Page 1 of 1

link swaping

Posted: Wed Jul 21, 2010 9:39 am
by xionhack
Hello. I have a questions that I think its pretty much about regular expresions. I have this code:

Code: Select all

function create_link($matches) {
  // link_id should be an auto-increment field
  $insert = mysql_query(sprintf("INSERT INTO links ( link_url ) VALUES ( '%s' )", $matches[1]));
  
  return '<a href="' . mysql_insert_id() .'">'. $matches[2] .'</a>';
}

// File name, could be a url
$file = 'file.html';

if (file_exists($file)) {
  $content = file_get_contents($file);
  
  // Regex replace string
  $pattern = '/<a href="([^"]+)">([^<]+)<\/a>/s';
  $content = preg_replace_callback($pattern, 'create_link', $content);

  echo $content;
}
What that does, is that it checks for all the links in a page, saves the links in a database and then swap the link address with the id of that link in the database.
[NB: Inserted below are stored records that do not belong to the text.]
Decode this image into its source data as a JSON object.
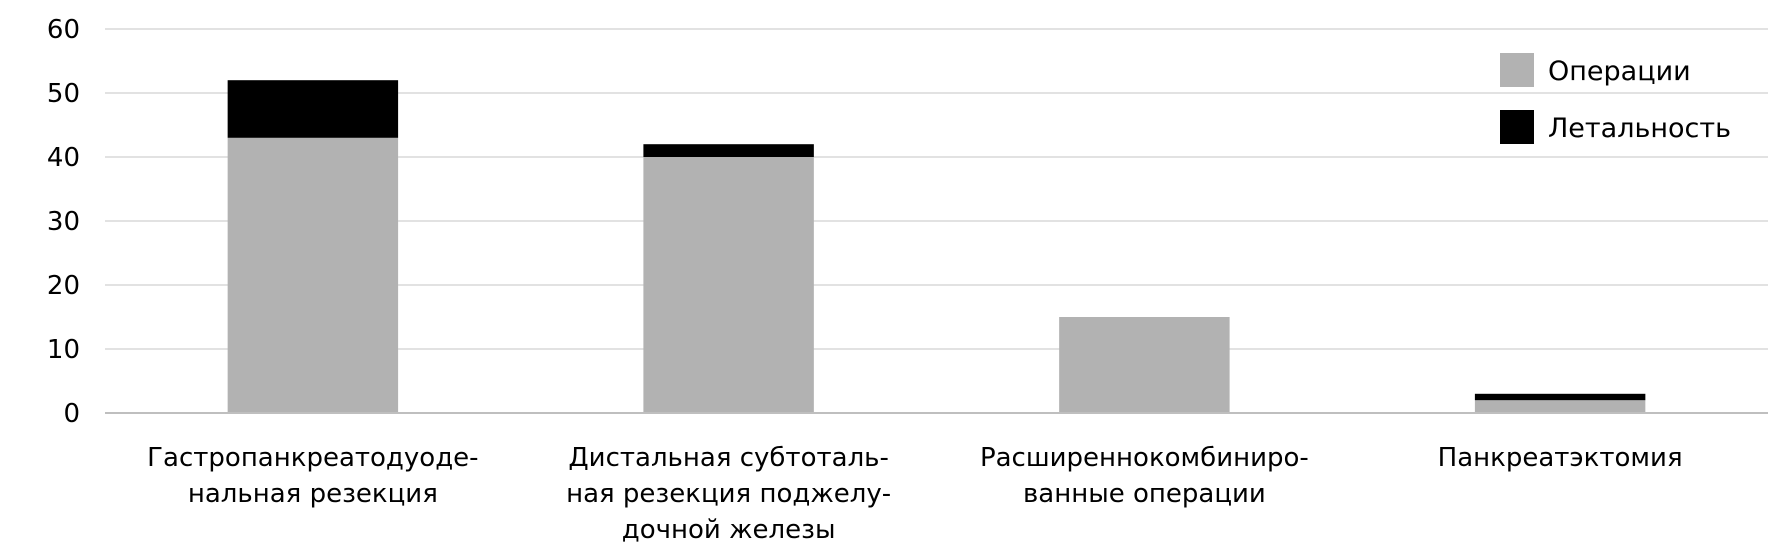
{
  "chart_data": {
    "type": "bar",
    "stacked": true,
    "title": "",
    "xlabel": "",
    "ylabel": "",
    "ylim": [
      0,
      60
    ],
    "yticks": [
      "0",
      "10",
      "20",
      "30",
      "40",
      "50",
      "60"
    ],
    "grid": true,
    "legend_position": "top-right",
    "categories": [
      [
        "Гастропанкреатодуоде-",
        "нальная резекция"
      ],
      [
        "Дистальная субтоталь-",
        "ная резекция поджелу-",
        "дочной железы"
      ],
      [
        "Расширеннокомбиниро-",
        "ванные операции"
      ],
      [
        "Панкреатэктомия"
      ]
    ],
    "series": [
      {
        "name": "Операции",
        "color": "#b2b2b2",
        "values": [
          43,
          40,
          15,
          2
        ]
      },
      {
        "name": "Летальность",
        "color": "#000000",
        "values": [
          9,
          2,
          0,
          1
        ]
      }
    ],
    "colors": {
      "grid": "#d9d9d9",
      "axis": "#bfbfbf"
    }
  }
}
The problem that i have is that the code works when the link is just "<a href="" ></a>" but if the <a> tag has an attribute, then it wont work. i.e <a href="" id=""></a> OR <a id="" title="" href=""></a>

Re: link swaping

Posted: Wed Jul 21, 2010 2:41 pm
by ridgerunner
To fix your immediate problem, try this pattern...

Code: Select all

  $pattern = '%<a (?:(?!href)[^>])*+href="([^"]+)"[^>]*+>([^<]+)</a>%';
However, your regex has a couple other problems too:
  • It does not work if the A tag contains another tag (e.g. an IMG tag).
  • It does not work if there is whitespace surrounding the equals sign (i.e. href = "xxx").
Here is an improved pattern which corrects these deficiencies:

Code: Select all

  $pattern = '%<a (?:(?!href)[^>])*+href\s*+=\s*+"([^"]+)"[^>]*+>([^<]*+(?:(?!</a>)<[^<]*+)*+)</a>%';
Hope this helps! :)

Re: link swaping

Posted: Thu Jul 22, 2010 9:05 am
by xionhack
Hi. I was trying this code out, but the only problem that it has is that it's not copying the attributes after or before the href attribute. Also I dont want to replace when after the href is mailto. I'm trying this code but it's still not working perfectly either:

Code: Select all

function create_link($matches) {
  // link_id should be an auto-increment field
  $insert = mysql_query(sprintf("INSERT INTO links ( link_url ) VALUES ( '%s' )", $matches[1]));
  
  return '<a' . $matches[1].'href="' . mysql_insert_id() .'"' . $matches[3] . '>' . $matches[4] .'</a>';
}

// File name, could be a url
$file = 'file.html';
if (file_exists($file)) {
  $content = file_get_contents($file);
  
  // Regex replace string
  $pattern = '/<a([^>]*)href="([^"]+)"([^>]*)>([^<]+)<\/a>/s';
  $content = preg_replace_callback($pattern, 'create_link', $content);

  echo $content;
}

Re: link swaping

Posted: Thu Jul 22, 2010 3:10 pm
by ridgerunner
Your sql substitution is using $matches[1] when it should be $matches[2].
Try this out...

Code: Select all

function create_link($matches) {
  // link_id should be an auto-increment field
  $insert = mysql_query(sprintf("INSERT INTO links ( link_url ) VALUES ( '%s' )", $matches[2]));

  return '<a' . $matches[1].'href="' . mysql_insert_id() .'"' . $matches[3] . '>' . $matches[4] .'</a>';
}

// File name, could be a url
$file = 'file.html';
if (file_exists($file)) {
  $content = file_get_contents($file);

  // Regex replace string
  $pattern = '%
    <a\b               # A opening tag opening delimiter
    ([^>]*?)           # Capture group 1 = pre-href attributes
    href\s*+=\s*+      # match href attribute, = and any whitespace
    "                  # opening quote delimiter
    (?!mailto:)        # make sure the link is not a mailto:
    ([^"]++)           # Capture group 2 = the non-mailto link
    "                  # closing quote delimiter
    ([^>]*+)           # Capture group 3 = post-href attributes
    >                  # A opening tag closing delimiter
    (                  # Capture group 4 = A tag contents
      [^<]*+           # zero or more non <
      (?:              # Use "Unrolling-the-loop" efficiency technique
        (?!</a>)<      # if this < is not the A closing tag, match the <
        [^<]*+         # then keep going until next <
      )*+              # keep looping until the </a> is found
    )                  # End capture group 4 = A tag contents
    </a>               # A closing tag
    %xi';
  $content = preg_replace_callback($pattern, 'create_link', $content);

  echo $content;
}